Further evidence in support of a coupled oscillator mechanism is the bimodal pattern sometimes seen in the ebb-tide swimming of freshly collected untreated animals (Holmstrom & Morgan, 1983b; Harris, 1983). This bimodality is most clearly seen when observing groups of animals, but the results of other experiments (Harris, 1983) suggest that the activity of individuals may be similarly organized, such bimodality may therefore be comparable to the phase splitting reported for the circadian rhythms of many organisms (Pittendrigh, 1974; Roberts, 1960, 1962;Hoff man, 1971; Pohl, 1972; Gwinner, 1974; Daan & Aschoff, 1975; Eriksson, 1978; Koehler & Fleissner, 1978; Wiedenmann, 1980) and which is generally, although not universally, attributed to a two oscillator system. [For example Weidenmann (1980) has shown that the phase of the two peaks in the activity rhythm of the cockroach Leucophaea, is unaltered by light pulses and interpreted this as evidence of a single oscillator.] The reversion of the activity pattern to a unimodal wave form following whole body chilling of otherwise bimodally active animals (see Fig. 6, also Holmstrom & Morgan, 1983b) is thus consistent with the concept of entrainment of a two oscillator system. In this context it is interesting to note that selective chilling of either of the two main oscillators invariably results in the appearance of a bimodal activity peak approximately 12 h after rewarming, irrespective of the form of the original rhythm. Subsequent peaks revert to a unimodal form which remains phase delayed, suggesting that the coupling has been subtly altered by chilling.

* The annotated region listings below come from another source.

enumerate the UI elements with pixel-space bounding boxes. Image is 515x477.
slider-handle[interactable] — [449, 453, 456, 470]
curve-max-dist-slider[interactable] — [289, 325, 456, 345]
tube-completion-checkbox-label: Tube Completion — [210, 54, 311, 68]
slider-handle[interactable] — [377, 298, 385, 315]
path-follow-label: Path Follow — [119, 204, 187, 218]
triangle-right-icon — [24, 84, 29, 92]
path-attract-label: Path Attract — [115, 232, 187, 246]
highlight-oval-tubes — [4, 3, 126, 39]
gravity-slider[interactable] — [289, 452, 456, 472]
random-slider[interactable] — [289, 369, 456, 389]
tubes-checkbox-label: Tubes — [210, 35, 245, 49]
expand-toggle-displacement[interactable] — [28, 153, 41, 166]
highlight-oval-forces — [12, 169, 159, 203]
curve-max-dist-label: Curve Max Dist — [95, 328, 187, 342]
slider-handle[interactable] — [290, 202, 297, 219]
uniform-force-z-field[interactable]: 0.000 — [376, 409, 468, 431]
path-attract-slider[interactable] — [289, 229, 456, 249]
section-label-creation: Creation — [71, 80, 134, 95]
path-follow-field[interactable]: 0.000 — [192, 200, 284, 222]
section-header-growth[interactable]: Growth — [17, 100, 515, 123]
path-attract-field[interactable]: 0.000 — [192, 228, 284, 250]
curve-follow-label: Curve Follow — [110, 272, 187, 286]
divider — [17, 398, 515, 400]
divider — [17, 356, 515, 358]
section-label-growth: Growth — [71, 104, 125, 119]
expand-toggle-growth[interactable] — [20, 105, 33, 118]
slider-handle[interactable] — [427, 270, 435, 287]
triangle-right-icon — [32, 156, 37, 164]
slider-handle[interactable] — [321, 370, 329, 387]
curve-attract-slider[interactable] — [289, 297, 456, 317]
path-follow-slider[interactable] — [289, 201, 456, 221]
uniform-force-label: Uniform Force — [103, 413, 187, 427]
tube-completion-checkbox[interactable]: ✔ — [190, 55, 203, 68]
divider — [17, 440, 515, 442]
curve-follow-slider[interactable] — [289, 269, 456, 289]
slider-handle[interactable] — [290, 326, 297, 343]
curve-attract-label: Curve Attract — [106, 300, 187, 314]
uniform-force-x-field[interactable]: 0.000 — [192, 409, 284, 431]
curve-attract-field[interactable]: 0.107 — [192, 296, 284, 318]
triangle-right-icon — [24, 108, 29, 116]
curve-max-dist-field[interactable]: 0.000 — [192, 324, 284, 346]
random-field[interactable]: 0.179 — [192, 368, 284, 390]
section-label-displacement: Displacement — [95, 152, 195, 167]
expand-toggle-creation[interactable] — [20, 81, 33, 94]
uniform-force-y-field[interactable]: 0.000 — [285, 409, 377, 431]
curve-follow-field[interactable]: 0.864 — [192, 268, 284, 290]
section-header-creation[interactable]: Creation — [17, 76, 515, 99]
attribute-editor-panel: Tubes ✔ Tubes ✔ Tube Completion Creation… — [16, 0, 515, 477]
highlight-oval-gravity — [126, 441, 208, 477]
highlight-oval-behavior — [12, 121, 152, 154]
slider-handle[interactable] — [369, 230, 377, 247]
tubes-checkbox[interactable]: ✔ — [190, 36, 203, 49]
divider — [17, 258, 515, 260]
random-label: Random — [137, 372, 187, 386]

The concept of a multiplicity of pacemakers is now generally accepted in chrono-biological literature and both hierarchial and equipotential systems have been postulated (e.g. Moore-Ede & Sulzman, 1981). Both types of organization appear to be involved in the endogenous control of ebb-tide swimming in Corophium. Equal pulses of low temperature do not induce an equal phase shift at all stages of the tide. Pulses applied during the flood tide cause a phase delay, while those applied during the ebb advance the rhythm, and Holmstrom & Morgan (1983b) suggested that this change in responsiveness could be accounted for in terms of the two oscillator hierarchial model postulated by Pittendrigh & Bruce (1959). The results of the experiments described here, however, indicate that although selective chilling can change their relative importance, the pacemaking centres of the two cephalic ganglia are normally of equal dominance. Thus both oscillators presumably correspond to the more fundamental type in the hierarchical-multioscillator model, a development of the Pittendrigh & Bruce (1959) model. This being so, the driven element(s) has still to be located.